The country has witnessed a growth spurt including many start-ups which rely on financing options such as equity as well as debt financing, wherein AIFs and NBFCs play a major role. For the distressed sector, ARCs through STs have played a major role in turning into a favourable economic scenario for stressed assets/ businesses. For all other class of borrowers, the banks have always played a crucial role in meeting credit requirements in the country.

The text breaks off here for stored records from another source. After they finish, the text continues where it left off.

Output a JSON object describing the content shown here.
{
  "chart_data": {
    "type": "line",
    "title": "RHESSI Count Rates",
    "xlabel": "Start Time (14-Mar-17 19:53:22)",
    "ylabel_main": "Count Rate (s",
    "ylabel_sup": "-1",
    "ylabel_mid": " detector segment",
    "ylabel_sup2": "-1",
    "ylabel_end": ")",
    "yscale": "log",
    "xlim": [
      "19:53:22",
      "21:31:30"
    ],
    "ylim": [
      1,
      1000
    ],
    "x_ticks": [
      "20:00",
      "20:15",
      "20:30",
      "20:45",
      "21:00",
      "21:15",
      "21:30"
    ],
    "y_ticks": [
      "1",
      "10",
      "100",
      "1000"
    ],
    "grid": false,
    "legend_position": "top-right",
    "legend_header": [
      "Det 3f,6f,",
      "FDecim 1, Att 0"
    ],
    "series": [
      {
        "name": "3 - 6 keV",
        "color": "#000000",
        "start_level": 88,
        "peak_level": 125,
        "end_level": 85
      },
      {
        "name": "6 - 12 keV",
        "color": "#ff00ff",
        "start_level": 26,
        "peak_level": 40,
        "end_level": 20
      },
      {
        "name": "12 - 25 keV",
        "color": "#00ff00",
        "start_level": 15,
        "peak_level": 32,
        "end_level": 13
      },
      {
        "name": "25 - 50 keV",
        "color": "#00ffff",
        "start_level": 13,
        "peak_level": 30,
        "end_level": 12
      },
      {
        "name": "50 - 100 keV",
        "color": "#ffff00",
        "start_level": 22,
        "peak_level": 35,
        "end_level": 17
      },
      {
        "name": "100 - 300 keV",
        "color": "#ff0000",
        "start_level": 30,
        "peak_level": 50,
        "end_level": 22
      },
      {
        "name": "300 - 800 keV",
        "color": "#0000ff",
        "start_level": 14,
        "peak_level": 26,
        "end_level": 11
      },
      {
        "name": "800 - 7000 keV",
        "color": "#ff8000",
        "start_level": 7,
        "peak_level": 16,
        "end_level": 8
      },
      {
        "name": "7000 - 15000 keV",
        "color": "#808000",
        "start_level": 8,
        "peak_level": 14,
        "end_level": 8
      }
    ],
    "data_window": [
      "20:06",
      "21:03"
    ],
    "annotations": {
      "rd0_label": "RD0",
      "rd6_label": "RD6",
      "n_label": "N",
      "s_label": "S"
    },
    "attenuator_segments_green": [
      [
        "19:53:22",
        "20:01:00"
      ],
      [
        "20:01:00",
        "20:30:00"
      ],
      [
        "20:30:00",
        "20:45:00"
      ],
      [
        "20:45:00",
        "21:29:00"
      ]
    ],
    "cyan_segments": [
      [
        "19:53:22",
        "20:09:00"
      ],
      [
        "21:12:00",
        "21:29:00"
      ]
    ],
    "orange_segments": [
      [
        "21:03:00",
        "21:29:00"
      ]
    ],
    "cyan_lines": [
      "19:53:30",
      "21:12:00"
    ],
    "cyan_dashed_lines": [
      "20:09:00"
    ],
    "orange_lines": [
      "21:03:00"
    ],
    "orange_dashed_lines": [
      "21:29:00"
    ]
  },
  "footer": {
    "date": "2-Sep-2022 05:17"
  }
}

However, with the current provisions coming into effect from 01 April 2023 (i.e. FY 2022-23) all such start-ups, corporate entities, other entrepreneurs will now be required to justify even loans or borrowing, or temporary credit obtained from such rigorously regulated entities. In fact, RBI, SEBI, etc. mandates for quarterly, and in certain cases, monthly compliances from these regulated entities about the investments, borrowings etc. made by such entities. They are also subject to regular audits and supervision by these regulators. Given that there are millions of borrowers who have taken Bank finance, there would be a huge operational load on banks to provide details to such borrowers to satisfy the requirements of section 68 of the Act. Thus, there is a clear case to exclude such lenders from the ambit of section 68.

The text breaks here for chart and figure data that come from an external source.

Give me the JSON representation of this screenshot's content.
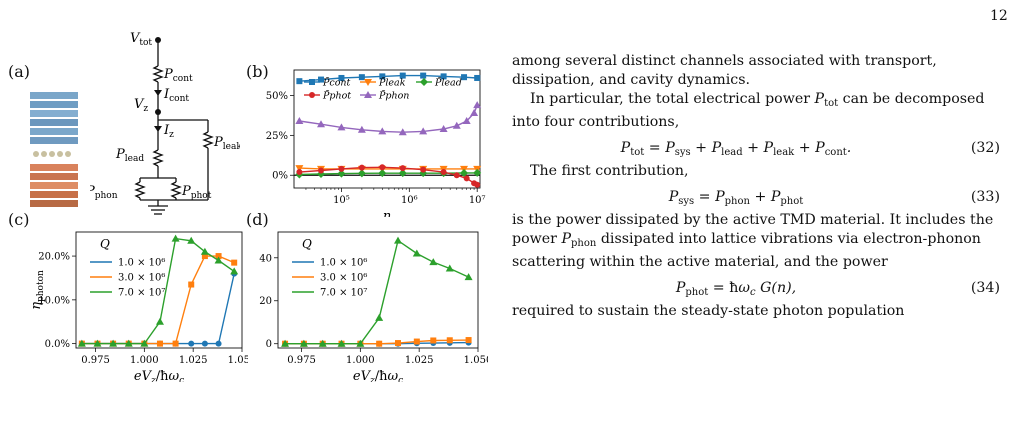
{
  "page_number": "12",
  "panel_labels": {
    "a": "(a)",
    "b": "(b)",
    "c": "(c)",
    "d": "(d)"
  },
  "circuit": {
    "v_tot": "V",
    "v_tot_sub": "tot",
    "p_cont": "P",
    "p_cont_sub": "cont",
    "i_cont": "I",
    "i_cont_sub": "cont",
    "v_z": "V",
    "v_z_sub": "z",
    "i_z": "I",
    "i_z_sub": "z",
    "p_leak": "P",
    "p_leak_sub": "leak",
    "p_lead": "P",
    "p_lead_sub": "lead",
    "p_phon": "P",
    "p_phon_sub": "phon",
    "p_phot": "P",
    "p_phot_sub": "phot"
  },
  "text": {
    "para1": "among several distinct channels associated with transport, dissipation, and cavity dynamics.",
    "para2": "In particular, the total electrical power",
    "para2b": "can be decomposed into four contributions,",
    "eq32": "P_tot = P_sys + P_lead + P_leak + P_cont.",
    "eq32_num": "(32)",
    "para3": "The first contribution,",
    "eq33": "P_sys = P_phon + P_phot",
    "eq33_num": "(33)",
    "para4a": "is the power dissipated by the active TMD material. It includes the power",
    "para4b": "dissipated into lattice vibrations via electron-phonon scattering within the active material, and the power",
    "eq34": "P_phot = ħω_c G(n),",
    "eq34_num": "(34)",
    "para5": "required to sustain the steady-state photon population"
  },
  "chart_data": [
    {
      "id": "b",
      "type": "line",
      "xscale": "log",
      "xlabel": "n",
      "xlim": [
        20000,
        11000000
      ],
      "ylim": [
        -0.08,
        0.66
      ],
      "xticks": [
        100000,
        1000000,
        10000000
      ],
      "xtick_labels": [
        "10⁵",
        "10⁶",
        "10⁷"
      ],
      "yticks": [
        0,
        0.25,
        0.5
      ],
      "ytick_labels": [
        "0%",
        "25%",
        "50%"
      ],
      "series": [
        {
          "name": "P̃cont",
          "color": "#1f77b4",
          "marker": "square",
          "x": [
            24000,
            50000,
            100000,
            200000,
            400000,
            800000,
            1600000,
            3200000,
            6400000,
            10000000
          ],
          "y": [
            0.59,
            0.6,
            0.61,
            0.615,
            0.62,
            0.625,
            0.625,
            0.62,
            0.615,
            0.61
          ]
        },
        {
          "name": "P̃leak",
          "color": "#ff7f0e",
          "marker": "triangle-down",
          "x": [
            24000,
            50000,
            100000,
            200000,
            400000,
            800000,
            1600000,
            3200000,
            6400000,
            10000000
          ],
          "y": [
            0.045,
            0.04,
            0.04,
            0.04,
            0.04,
            0.04,
            0.04,
            0.04,
            0.04,
            0.04
          ]
        },
        {
          "name": "P̃lead",
          "color": "#2ca02c",
          "marker": "diamond",
          "x": [
            24000,
            50000,
            100000,
            200000,
            400000,
            800000,
            1600000,
            3200000,
            6400000,
            10000000
          ],
          "y": [
            0.005,
            0.008,
            0.01,
            0.012,
            0.013,
            0.013,
            0.013,
            0.013,
            0.014,
            0.015
          ]
        },
        {
          "name": "P̃phot",
          "color": "#d62728",
          "marker": "circle",
          "x": [
            24000,
            50000,
            100000,
            200000,
            400000,
            800000,
            1600000,
            3200000,
            5000000,
            7000000,
            9000000,
            10000000
          ],
          "y": [
            0.02,
            0.03,
            0.04,
            0.048,
            0.05,
            0.045,
            0.035,
            0.02,
            0.0,
            -0.02,
            -0.05,
            -0.06
          ]
        },
        {
          "name": "P̃phon",
          "color": "#9467bd",
          "marker": "triangle-up",
          "x": [
            24000,
            50000,
            100000,
            200000,
            400000,
            800000,
            1600000,
            3200000,
            5000000,
            7000000,
            9000000,
            10000000
          ],
          "y": [
            0.34,
            0.32,
            0.3,
            0.285,
            0.275,
            0.27,
            0.275,
            0.29,
            0.31,
            0.34,
            0.39,
            0.44
          ]
        }
      ]
    },
    {
      "id": "c",
      "type": "line",
      "xlabel": "eV_z/ħω_c",
      "ylabel": "η_photon",
      "legend_title": "Q",
      "xlim": [
        0.965,
        1.05
      ],
      "ylim": [
        -0.01,
        0.255
      ],
      "xticks": [
        0.975,
        1.0,
        1.025,
        1.05
      ],
      "xtick_labels": [
        "0.975",
        "1.000",
        "1.025",
        "1.050"
      ],
      "yticks": [
        0,
        0.1,
        0.2
      ],
      "ytick_labels": [
        "0.0%",
        "10.0%",
        "20.0%"
      ],
      "series": [
        {
          "name": "1.0 × 10⁶",
          "color": "#1f77b4",
          "marker": "circle",
          "x": [
            0.968,
            0.976,
            0.984,
            0.992,
            1.0,
            1.008,
            1.016,
            1.024,
            1.031,
            1.038,
            1.046
          ],
          "y": [
            0,
            0,
            0,
            0,
            0,
            0,
            0,
            0,
            0,
            0,
            0.16
          ]
        },
        {
          "name": "3.0 × 10⁶",
          "color": "#ff7f0e",
          "marker": "square",
          "x": [
            0.968,
            0.976,
            0.984,
            0.992,
            1.0,
            1.008,
            1.016,
            1.024,
            1.031,
            1.038,
            1.046
          ],
          "y": [
            0,
            0,
            0,
            0,
            0,
            0,
            0.0,
            0.135,
            0.2,
            0.2,
            0.185
          ]
        },
        {
          "name": "7.0 × 10⁷",
          "color": "#2ca02c",
          "marker": "triangle-up",
          "x": [
            0.968,
            0.976,
            0.984,
            0.992,
            1.0,
            1.008,
            1.016,
            1.024,
            1.031,
            1.038,
            1.046
          ],
          "y": [
            0,
            0,
            0,
            0,
            0,
            0.05,
            0.24,
            0.235,
            0.21,
            0.19,
            0.165
          ]
        }
      ]
    },
    {
      "id": "d",
      "type": "line",
      "xlabel": "eV_z/ħω_c",
      "ylabel": "η_field",
      "legend_title": "Q",
      "xlim": [
        0.965,
        1.05
      ],
      "ylim": [
        -2,
        52
      ],
      "xticks": [
        0.975,
        1.0,
        1.025,
        1.05
      ],
      "xtick_labels": [
        "0.975",
        "1.000",
        "1.025",
        "1.050"
      ],
      "yticks": [
        0,
        20,
        40
      ],
      "ytick_labels": [
        "0",
        "20",
        "40"
      ],
      "series": [
        {
          "name": "1.0 × 10⁶",
          "color": "#1f77b4",
          "marker": "circle",
          "x": [
            0.968,
            0.976,
            0.984,
            0.992,
            1.0,
            1.008,
            1.016,
            1.024,
            1.031,
            1.038,
            1.046
          ],
          "y": [
            0,
            0,
            0,
            0,
            0,
            0,
            0,
            0.2,
            0.3,
            0.4,
            0.5
          ]
        },
        {
          "name": "3.0 × 10⁶",
          "color": "#ff7f0e",
          "marker": "square",
          "x": [
            0.968,
            0.976,
            0.984,
            0.992,
            1.0,
            1.008,
            1.016,
            1.024,
            1.031,
            1.038,
            1.046
          ],
          "y": [
            0,
            0,
            0,
            0,
            0,
            0,
            0.3,
            1.0,
            1.5,
            1.6,
            1.7
          ]
        },
        {
          "name": "7.0 × 10⁷",
          "color": "#2ca02c",
          "marker": "triangle-up",
          "x": [
            0.968,
            0.976,
            0.984,
            0.992,
            1.0,
            1.008,
            1.016,
            1.024,
            1.031,
            1.038,
            1.046
          ],
          "y": [
            0,
            0,
            0,
            0,
            0,
            12,
            48,
            42,
            38,
            35,
            31
          ]
        }
      ]
    }
  ]
}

Even from a practical standpoint, while these regulated entities may be willing to disclose the source of source to the income-tax authorities directly, but they may not be willing to provide the justification to the borrower owing to confidentiality of the data and the risk that such data may be misused. Hence, the borrowers may find it difficult to obtain this data from the lenders. Furthermore, it may be pertinent to note that for lenders, being AIFs and STs of ARCs, the source of funds may still be linear i.e. investors holding units / security receipts in AIFs or ARCs, as the case may be. However, for lenders such as Banks, NBFCs, etc. their funds may be a mix of their own funds as well as borrowed funds and in such a scenario substantiating that the funds lent to a particular assessee has come out of specific set of funds may be a herculean task.

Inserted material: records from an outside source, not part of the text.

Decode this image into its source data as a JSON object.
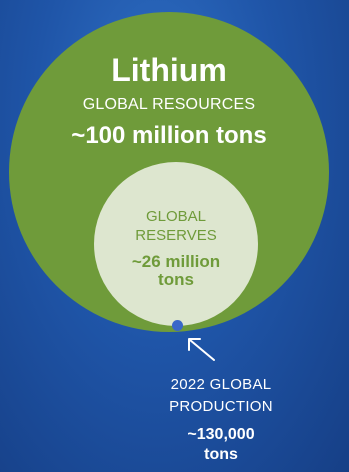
{
  "resources": {
    "title": "Lithium",
    "label": "GLOBAL RESOURCES",
    "value": "~100 million tons"
  },
  "reserves": {
    "label_line1": "GLOBAL",
    "label_line2": "RESERVES",
    "value_line1": "~26 million",
    "value_line2": "tons"
  },
  "production": {
    "label_line1": "2022 GLOBAL",
    "label_line2": "PRODUCTION",
    "value_line1": "~130,000",
    "value_line2": "tons"
  },
  "colors": {
    "background": "#1f55a8",
    "resources_circle": "#6f9b3a",
    "reserves_circle": "#dde6cf",
    "production_dot": "#3a67c9",
    "text_light": "#ffffff",
    "text_green": "#6f9b3a"
  }
}
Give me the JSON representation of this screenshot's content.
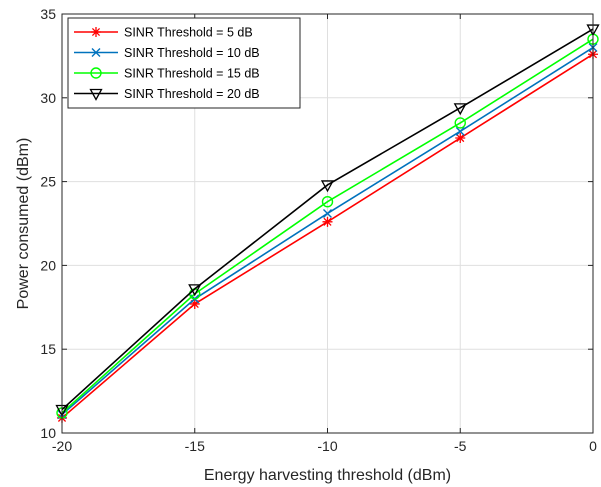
{
  "chart_data": {
    "type": "line",
    "xlabel": "Energy harvesting threshold (dBm)",
    "ylabel": "Power consumed (dBm)",
    "xlim": [
      -20,
      0
    ],
    "ylim": [
      10,
      35
    ],
    "xticks": [
      -20,
      -15,
      -10,
      -5,
      0
    ],
    "yticks": [
      10,
      15,
      20,
      25,
      30,
      35
    ],
    "grid": true,
    "legend_position": "top-left",
    "x": [
      -20,
      -15,
      -10,
      -5,
      0
    ],
    "series": [
      {
        "name": "SINR Threshold = 5 dB",
        "color": "#ff0000",
        "marker": "asterisk",
        "values": [
          10.9,
          17.7,
          22.6,
          27.6,
          32.6
        ]
      },
      {
        "name": "SINR Threshold = 10 dB",
        "color": "#0072bd",
        "marker": "x",
        "values": [
          11.1,
          18.0,
          23.1,
          28.0,
          33.0
        ]
      },
      {
        "name": "SINR Threshold = 15 dB",
        "color": "#00ff00",
        "marker": "circle",
        "values": [
          11.2,
          18.3,
          23.8,
          28.5,
          33.5
        ]
      },
      {
        "name": "SINR Threshold = 20 dB",
        "color": "#000000",
        "marker": "triangle-down",
        "values": [
          11.4,
          18.6,
          24.8,
          29.4,
          34.1
        ]
      }
    ]
  }
}
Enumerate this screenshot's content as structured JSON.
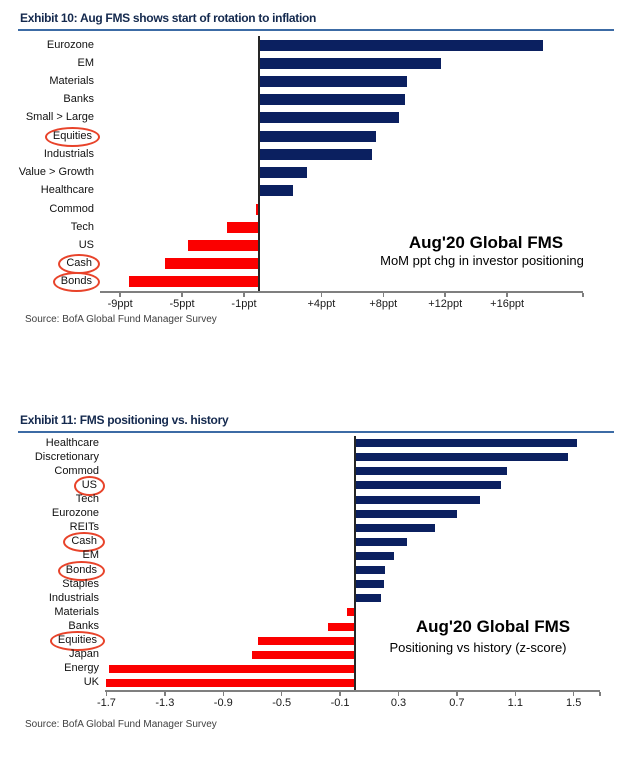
{
  "page": {
    "background": "#ffffff"
  },
  "chart_data": [
    {
      "type": "bar",
      "orientation": "horizontal",
      "exhibit_title": "Exhibit 10: Aug FMS shows start of rotation to inflation",
      "annotation_title": "Aug'20 Global FMS",
      "annotation_subtitle": "MoM ppt chg in investor positioning",
      "source": "Source: BofA Global Fund Manager Survey",
      "unit": "ppt",
      "categories": [
        "Eurozone",
        "EM",
        "Materials",
        "Banks",
        "Small > Large",
        "Equities",
        "Industrials",
        "Value > Growth",
        "Healthcare",
        "Commod",
        "Tech",
        "US",
        "Cash",
        "Bonds"
      ],
      "values": [
        18.3,
        11.7,
        9.5,
        9.4,
        9.0,
        7.5,
        7.3,
        3.1,
        2.2,
        -0.2,
        -2.1,
        -4.6,
        -6.1,
        -8.4
      ],
      "circled_categories": [
        "Equities",
        "Cash",
        "Bonds"
      ],
      "xticks": [
        {
          "value": -9,
          "label": "-9ppt"
        },
        {
          "value": -5,
          "label": "-5ppt"
        },
        {
          "value": -1,
          "label": "-1ppt"
        },
        {
          "value": 4,
          "label": "+4ppt"
        },
        {
          "value": 8,
          "label": "+8ppt"
        },
        {
          "value": 12,
          "label": "+12ppt"
        },
        {
          "value": 16,
          "label": "+16ppt"
        }
      ],
      "xlim": [
        -10.3,
        20.9
      ],
      "grid": false,
      "legend": "none",
      "bar_color_positive": "#0b2060",
      "bar_color_negative": "#fb0000",
      "highlight_circle_color": "#e8432a"
    },
    {
      "type": "bar",
      "orientation": "horizontal",
      "exhibit_title": "Exhibit 11: FMS positioning vs. history",
      "annotation_title": "Aug'20 Global FMS",
      "annotation_subtitle": "Positioning vs history (z-score)",
      "source": "Source: BofA Global Fund Manager Survey",
      "unit": "z-score",
      "categories": [
        "Healthcare",
        "Discretionary",
        "Commod",
        "US",
        "Tech",
        "Eurozone",
        "REITs",
        "Cash",
        "EM",
        "Bonds",
        "Staples",
        "Industrials",
        "Materials",
        "Banks",
        "Equities",
        "Japan",
        "Energy",
        "UK"
      ],
      "values": [
        1.52,
        1.46,
        1.04,
        1.0,
        0.86,
        0.7,
        0.55,
        0.36,
        0.27,
        0.21,
        0.2,
        0.18,
        -0.05,
        -0.18,
        -0.66,
        -0.7,
        -1.68,
        -1.7
      ],
      "circled_categories": [
        "US",
        "Cash",
        "Bonds",
        "Equities"
      ],
      "xticks": [
        {
          "value": -1.7,
          "label": "-1.7"
        },
        {
          "value": -1.3,
          "label": "-1.3"
        },
        {
          "value": -0.9,
          "label": "-0.9"
        },
        {
          "value": -0.5,
          "label": "-0.5"
        },
        {
          "value": -0.1,
          "label": "-0.1"
        },
        {
          "value": 0.3,
          "label": "0.3"
        },
        {
          "value": 0.7,
          "label": "0.7"
        },
        {
          "value": 1.1,
          "label": "1.1"
        },
        {
          "value": 1.5,
          "label": "1.5"
        }
      ],
      "xlim": [
        -1.71,
        1.68
      ],
      "grid": false,
      "legend": "none",
      "bar_color_positive": "#0b2060",
      "bar_color_negative": "#fb0000",
      "highlight_circle_color": "#e8432a"
    }
  ]
}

Part from regulated financial services entities also, even in the case of transactions between group entities, there could be a carve out so long as these are entities which falls within the definition of ‘companies in which public are substantially interested’ given that such entities are widely held with high standards of corporate governance (including independent directors, board level committees, etc) and under the regulatory supervision and oversight of SEBI.

Given that there are practical challenges as discussed above, it would be prudent to exclude atleast the entities engaged in regulated financial services business viz. ARCs, NBFCs, AIFs and Banks from the applicability of the amended section 68 so as to also avoid more litigation on this front. This sought-after relaxation will surely help in promoting the ease of doing business in India.